After the reopening, a series of measures will be imposed on Maya Bay and adjacent Loh Sama Bay, located within Hat Noppharat Thara–Mu Ko Phi Phi National Park, so as to limit the number of tourists and bar tour boats from entering through the front bay. Such measures would be essential to protect corals and reef sharks in the area, Thon said.
The DNP is in the process of implementing measures to minimise the environmental impact as well as build facilities such as nature study trails, piers and housing for officials. A future e-ticket system and a vessel monitoring system would also improve tourist management, Thon said. These facilities and systems would be tested first to assess their impact on the environment before authorities decided whether and when to reopen Maya Bay for tourism, he added.
Songtham Suksawang, director of the DNP’s National Park Office, said that after Maya Bay was reopened, the park authority would conduct follow-up reports on environmental impacts every three months in order to determine the appropriate number of tourists per session and per day in order to conserve the natural resources.

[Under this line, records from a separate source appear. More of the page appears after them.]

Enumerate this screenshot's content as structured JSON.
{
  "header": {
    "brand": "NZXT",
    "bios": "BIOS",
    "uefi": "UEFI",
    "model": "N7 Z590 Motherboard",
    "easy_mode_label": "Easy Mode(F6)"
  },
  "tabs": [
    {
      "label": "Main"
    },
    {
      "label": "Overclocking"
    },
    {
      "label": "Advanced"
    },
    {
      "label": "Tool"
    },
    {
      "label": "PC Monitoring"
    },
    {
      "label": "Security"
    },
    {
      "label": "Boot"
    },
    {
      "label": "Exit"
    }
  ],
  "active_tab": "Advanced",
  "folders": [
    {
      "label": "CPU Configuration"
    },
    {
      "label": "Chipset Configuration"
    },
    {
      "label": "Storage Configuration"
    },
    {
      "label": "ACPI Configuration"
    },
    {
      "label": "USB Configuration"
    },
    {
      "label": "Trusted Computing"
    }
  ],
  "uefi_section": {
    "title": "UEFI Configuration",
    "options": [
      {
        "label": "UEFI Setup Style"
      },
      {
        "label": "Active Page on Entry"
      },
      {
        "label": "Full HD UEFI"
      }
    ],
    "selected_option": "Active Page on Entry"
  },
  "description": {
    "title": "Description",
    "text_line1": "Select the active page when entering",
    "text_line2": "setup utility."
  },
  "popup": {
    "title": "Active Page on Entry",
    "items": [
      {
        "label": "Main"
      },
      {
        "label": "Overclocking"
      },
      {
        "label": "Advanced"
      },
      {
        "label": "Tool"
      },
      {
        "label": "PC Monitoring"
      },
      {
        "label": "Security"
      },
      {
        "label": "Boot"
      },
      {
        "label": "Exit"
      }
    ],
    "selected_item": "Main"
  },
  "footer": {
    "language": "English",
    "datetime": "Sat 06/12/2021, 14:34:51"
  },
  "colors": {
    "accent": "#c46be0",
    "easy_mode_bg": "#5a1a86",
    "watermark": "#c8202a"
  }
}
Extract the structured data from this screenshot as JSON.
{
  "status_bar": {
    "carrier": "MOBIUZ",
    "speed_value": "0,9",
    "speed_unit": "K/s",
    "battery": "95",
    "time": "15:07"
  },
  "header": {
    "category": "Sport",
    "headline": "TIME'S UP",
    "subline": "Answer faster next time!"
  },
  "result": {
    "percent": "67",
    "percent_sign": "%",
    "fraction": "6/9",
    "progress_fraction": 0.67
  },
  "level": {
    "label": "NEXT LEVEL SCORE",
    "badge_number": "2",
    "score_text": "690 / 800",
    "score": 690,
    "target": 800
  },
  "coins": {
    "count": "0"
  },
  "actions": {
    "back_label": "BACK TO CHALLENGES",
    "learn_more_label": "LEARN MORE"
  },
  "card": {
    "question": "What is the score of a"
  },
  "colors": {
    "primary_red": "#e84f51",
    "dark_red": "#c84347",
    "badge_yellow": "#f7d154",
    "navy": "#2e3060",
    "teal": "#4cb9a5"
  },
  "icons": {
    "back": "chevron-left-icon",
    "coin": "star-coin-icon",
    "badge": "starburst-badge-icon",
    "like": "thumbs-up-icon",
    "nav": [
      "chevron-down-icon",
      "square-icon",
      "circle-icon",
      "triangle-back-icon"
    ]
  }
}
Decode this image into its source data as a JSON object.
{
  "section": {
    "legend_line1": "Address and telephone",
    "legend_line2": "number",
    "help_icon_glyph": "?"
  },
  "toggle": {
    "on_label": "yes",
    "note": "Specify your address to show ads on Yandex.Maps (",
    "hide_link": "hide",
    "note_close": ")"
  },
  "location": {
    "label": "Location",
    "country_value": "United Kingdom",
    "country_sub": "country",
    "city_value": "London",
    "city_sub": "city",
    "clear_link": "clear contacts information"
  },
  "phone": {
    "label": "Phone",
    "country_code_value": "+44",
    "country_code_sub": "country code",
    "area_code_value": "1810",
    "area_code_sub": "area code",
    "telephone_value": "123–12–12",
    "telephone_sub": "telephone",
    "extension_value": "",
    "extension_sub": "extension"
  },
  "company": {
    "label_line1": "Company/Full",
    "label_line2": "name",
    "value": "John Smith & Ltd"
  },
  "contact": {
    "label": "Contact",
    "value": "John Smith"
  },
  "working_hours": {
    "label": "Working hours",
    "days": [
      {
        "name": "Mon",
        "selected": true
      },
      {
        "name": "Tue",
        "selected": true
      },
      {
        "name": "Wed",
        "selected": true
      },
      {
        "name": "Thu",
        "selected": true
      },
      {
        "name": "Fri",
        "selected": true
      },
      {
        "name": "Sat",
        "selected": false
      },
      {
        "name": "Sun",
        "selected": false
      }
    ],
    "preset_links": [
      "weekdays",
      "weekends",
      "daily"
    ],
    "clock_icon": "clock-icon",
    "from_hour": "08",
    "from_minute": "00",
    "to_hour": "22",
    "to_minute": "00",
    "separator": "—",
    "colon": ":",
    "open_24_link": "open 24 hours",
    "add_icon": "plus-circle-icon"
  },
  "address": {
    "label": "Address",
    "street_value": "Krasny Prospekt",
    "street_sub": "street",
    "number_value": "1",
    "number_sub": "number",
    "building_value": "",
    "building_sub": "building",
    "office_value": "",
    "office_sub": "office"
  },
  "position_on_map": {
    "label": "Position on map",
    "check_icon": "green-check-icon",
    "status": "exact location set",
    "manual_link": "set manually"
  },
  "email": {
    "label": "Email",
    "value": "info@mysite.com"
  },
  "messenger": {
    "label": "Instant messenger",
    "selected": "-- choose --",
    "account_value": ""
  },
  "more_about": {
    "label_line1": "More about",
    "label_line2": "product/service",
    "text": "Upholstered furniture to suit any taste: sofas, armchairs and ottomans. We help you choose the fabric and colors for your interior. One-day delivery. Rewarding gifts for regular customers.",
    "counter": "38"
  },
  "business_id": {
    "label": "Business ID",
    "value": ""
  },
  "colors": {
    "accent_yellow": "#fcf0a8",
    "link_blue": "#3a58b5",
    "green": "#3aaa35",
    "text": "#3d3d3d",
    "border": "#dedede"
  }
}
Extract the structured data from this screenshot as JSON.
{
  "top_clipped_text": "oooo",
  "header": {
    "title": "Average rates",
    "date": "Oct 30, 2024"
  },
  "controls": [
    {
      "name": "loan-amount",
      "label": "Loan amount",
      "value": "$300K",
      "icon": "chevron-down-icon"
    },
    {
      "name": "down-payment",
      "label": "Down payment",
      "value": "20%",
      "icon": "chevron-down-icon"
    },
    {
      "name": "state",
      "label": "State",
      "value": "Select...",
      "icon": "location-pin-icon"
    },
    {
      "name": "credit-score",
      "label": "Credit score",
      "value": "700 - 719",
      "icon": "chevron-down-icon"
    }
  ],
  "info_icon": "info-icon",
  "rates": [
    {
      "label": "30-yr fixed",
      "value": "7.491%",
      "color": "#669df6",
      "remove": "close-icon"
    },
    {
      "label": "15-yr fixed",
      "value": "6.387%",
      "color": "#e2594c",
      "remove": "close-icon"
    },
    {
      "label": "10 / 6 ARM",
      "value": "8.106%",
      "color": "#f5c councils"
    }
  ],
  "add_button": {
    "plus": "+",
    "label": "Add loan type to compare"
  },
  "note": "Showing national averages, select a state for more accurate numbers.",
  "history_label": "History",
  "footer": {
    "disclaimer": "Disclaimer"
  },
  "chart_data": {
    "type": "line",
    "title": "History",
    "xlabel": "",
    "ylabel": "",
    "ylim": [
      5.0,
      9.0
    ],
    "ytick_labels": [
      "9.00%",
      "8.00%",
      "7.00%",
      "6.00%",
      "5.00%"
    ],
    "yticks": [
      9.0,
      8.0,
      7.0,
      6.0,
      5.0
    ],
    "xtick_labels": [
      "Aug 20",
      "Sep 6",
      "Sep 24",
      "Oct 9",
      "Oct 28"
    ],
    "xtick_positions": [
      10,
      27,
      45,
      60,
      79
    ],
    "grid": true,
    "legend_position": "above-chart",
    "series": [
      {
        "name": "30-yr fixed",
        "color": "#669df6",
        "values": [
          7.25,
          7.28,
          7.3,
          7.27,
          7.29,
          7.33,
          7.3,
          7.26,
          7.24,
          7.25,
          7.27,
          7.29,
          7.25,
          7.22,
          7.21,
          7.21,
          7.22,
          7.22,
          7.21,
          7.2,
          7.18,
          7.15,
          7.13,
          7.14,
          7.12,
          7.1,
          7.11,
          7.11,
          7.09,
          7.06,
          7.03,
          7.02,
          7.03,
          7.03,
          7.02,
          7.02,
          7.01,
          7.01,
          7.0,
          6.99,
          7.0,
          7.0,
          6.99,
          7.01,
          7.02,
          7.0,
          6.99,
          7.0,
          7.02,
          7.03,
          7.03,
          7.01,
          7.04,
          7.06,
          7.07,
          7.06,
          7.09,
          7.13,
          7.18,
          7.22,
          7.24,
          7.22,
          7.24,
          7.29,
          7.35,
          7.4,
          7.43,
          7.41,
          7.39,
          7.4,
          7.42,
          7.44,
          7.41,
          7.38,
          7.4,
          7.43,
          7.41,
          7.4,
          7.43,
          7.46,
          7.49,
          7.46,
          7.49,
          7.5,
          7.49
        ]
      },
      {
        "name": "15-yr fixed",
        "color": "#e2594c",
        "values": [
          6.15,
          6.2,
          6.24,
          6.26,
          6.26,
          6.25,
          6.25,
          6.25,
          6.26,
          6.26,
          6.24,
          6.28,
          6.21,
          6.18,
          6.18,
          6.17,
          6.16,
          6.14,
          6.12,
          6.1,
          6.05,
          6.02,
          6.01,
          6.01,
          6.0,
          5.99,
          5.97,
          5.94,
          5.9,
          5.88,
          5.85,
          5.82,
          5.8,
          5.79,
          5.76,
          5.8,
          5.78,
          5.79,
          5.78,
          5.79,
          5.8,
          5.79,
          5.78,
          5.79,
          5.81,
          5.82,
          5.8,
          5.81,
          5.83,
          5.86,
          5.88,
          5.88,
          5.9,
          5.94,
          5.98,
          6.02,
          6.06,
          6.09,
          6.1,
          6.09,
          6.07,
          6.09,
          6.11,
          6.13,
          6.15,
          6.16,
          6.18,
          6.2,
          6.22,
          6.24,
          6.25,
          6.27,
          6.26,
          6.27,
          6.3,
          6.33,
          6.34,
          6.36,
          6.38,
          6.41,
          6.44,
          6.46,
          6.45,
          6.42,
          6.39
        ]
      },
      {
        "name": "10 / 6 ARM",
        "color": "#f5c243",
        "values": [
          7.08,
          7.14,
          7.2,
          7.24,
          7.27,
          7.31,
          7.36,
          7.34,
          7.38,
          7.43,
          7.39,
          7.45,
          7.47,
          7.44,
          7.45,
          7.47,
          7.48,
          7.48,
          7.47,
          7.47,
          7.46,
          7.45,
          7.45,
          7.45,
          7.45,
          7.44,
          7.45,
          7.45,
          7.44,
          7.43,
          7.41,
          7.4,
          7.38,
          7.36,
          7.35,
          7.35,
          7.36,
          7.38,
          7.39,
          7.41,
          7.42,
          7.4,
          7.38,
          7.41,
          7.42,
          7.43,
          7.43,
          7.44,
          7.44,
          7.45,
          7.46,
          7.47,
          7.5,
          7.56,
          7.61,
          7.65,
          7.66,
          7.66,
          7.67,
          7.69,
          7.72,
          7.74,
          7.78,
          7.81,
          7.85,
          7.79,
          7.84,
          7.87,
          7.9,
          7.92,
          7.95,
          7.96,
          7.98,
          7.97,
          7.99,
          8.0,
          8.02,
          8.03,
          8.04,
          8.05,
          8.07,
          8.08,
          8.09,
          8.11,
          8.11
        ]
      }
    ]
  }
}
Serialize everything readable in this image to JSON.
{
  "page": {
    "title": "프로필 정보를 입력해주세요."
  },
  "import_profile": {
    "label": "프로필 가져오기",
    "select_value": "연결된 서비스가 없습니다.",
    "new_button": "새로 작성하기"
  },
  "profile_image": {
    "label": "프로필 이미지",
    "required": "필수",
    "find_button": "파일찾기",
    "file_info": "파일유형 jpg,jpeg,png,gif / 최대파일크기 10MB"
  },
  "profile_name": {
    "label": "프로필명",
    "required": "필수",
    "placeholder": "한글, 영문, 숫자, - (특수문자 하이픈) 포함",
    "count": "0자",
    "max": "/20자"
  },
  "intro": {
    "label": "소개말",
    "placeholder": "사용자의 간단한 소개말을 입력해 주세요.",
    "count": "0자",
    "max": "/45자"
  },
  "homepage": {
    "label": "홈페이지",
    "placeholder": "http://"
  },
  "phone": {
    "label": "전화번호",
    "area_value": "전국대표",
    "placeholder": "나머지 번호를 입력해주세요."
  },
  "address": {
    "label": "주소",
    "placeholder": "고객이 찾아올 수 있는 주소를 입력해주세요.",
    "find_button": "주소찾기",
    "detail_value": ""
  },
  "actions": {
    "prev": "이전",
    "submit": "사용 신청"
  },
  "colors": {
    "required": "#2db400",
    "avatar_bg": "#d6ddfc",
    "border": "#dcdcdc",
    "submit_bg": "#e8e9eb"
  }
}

Maya Bay, with its white-powder sands and beautiful coral reef, is located in the Phi Phi islands between Krabi and Phuket. It was made famous by the 2000 Hollywood film “The Beach” starring Leonardo Di Caprio, but was badly battered by the year-round tourist traffic. At its peak, the bay received as many as 5,000 visitors a day.
With its ecology descending into a critical condition, the authority last June announced the closure of the bay to tourists. Initially limited to six months, the ban was extended indefinitely after early indications showed the environment |was recovering slower than expected.
The extension prompted protests from tour operators but the park authority stood firm in putting conservation first.